Standardized testing is a hot topic in homeschooling circles these days. Whether you’re for it or against it, you really need to know the ins and outs of the testing requirements for your state.
Some states are very relaxed and do not require administration of standardized testing in homeschools while others are more rigid and not only require testing, but require the test to be administered at a testing center or by a certified teacher.
Be familiar with your state’s homeschool laws regarding standardized testing.
- Is a standardized test required?
- At what age must you begin administering standardized tests and how often?
- Is there a particular test that must be administered?
- Who can administer the test?
- Is there a deadline by which the test must be given?
- For more information regarding state specific homeschooling laws, visit HSLDA’s website.
Be familiar with the different standardized testing options available.
Some common tests administered to homeschoolers include:
- Basic Achievement Skills Inventory (BASI)– grades 3-12. Can be administered by a parent. Areas tested include: vocabulary, spelling, language mechanics, reading comprehension, math computation, math application.
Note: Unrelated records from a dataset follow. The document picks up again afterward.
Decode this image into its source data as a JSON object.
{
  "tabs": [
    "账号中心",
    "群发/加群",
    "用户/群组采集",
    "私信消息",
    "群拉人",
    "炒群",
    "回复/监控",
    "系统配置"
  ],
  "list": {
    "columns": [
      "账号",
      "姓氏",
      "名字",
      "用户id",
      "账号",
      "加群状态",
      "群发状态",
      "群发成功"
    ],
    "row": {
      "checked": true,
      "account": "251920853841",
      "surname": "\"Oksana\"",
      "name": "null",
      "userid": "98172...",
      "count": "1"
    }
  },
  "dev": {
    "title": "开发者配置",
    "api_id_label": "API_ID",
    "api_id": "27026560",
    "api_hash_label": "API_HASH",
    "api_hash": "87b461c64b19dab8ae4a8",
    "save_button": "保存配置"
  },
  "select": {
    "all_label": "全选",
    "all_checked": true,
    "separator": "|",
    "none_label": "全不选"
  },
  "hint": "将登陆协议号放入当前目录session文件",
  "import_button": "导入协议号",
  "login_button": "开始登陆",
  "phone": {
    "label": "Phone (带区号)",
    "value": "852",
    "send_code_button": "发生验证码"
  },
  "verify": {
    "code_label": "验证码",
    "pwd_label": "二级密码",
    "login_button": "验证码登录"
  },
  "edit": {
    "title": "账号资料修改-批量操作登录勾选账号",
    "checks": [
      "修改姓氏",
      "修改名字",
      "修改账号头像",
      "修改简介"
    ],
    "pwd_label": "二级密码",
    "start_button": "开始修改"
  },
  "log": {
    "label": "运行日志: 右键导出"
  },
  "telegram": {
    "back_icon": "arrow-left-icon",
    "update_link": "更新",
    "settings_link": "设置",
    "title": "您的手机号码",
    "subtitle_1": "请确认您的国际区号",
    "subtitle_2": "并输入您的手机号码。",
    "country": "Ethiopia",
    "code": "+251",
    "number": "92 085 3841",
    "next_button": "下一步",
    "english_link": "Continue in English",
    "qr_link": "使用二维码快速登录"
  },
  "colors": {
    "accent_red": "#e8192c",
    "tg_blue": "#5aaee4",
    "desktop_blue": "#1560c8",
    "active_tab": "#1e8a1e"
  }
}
- California Achievement Test (CAT)– grades k-12. Can be administered by a parent (no Bachelor’s Degree required). Areas tested include: vocabulary, comprehension, language mechanics, language expression, math computation, math application.
- Iowa Test of Basic Skills– grades K-12. Can be administered by a parent who holds a Bachelor’s Degree. Areas tested include: language, math, science and social studies.
- Terra Nova Comprehensive Test of Basic Skills- grades K-12. Can be administered by a parent. No degree required. Areas tested include: language, math, science and social studies.
- Stanford Achievement Test– grades K-12. Test may be administered by a parent, but the parent must be a pre-approved test administrator, or you can search for an approved test administrator in your area. Areas tested include: language, reading, spelling, math, science, social studies and listening skills.
- PASS Test– grades 3-8. Test is designed specifically for homeschoolers. May be administered by a parent. No degree required. The test is untimed and relaxed. This test is probably the best choice for kinesthetic learners. Areas tested include: reading, language and math.
- Wide Range Achievement Test– grades K-12. This test claims to be very short (can be administered in as little as 15 minutes), but accurate and is great for students with attention deficits. The research I have done indicates that this test must be administered by a professional who has at least a Bachelor’s Degree in Psychology or a related field. If I’m wrong, someone please correct me!
- Woodcock Johnson Test– grades K-12. Must be administered by trained test administrator. Tests are given on an individual basis in a one-on-one setting. Immediate scoring. Areas tested include: language, math, spelling and reading.
There are multiple vendors/testing services from which you may order your tests, but please familiarize yourself with their policies regarding scoring and returning of materials.
Before the day of testing:
- Read through the testing instructions. Know the layout of the test and administration requirements (timing, filling out answer sheets, etc.)
- Set a date for testing. Which day/s of the work would work best for your family?
- Let family and friends know your testing date in order to keep distractions to a minimum.
On the day of standardized testing in your homeschool:
- Make sure your child gets a good night’s rest prior to testing.
- Eat a good breakfast.
- Stay calm and relaxed. There is no reason to be anxious.
- Read your child. Is he/she stressed or anxious. Assure him/her that there is no reason to worry.
- Pray with your child prior to testing.
- Provide a quiet, calm testing environment.
When you receive results of your child’s testing:
- Decide if you will share the results with your child. Some parents, especially those of younger children, choose not to disclose the results.
- Look at the results objectively and decide what if any changes you wish to make in your homeschool.
- Above all else, remember that homeschooling is so much more than a score on a test. While testing is important to some parents and in some states, if it is the most important aspect in determining if I’m successful in homeschooling my child, then ultimately, I’ve failed. Raising a godly child with high morals who loves the Lord will trump a test score any day of the week.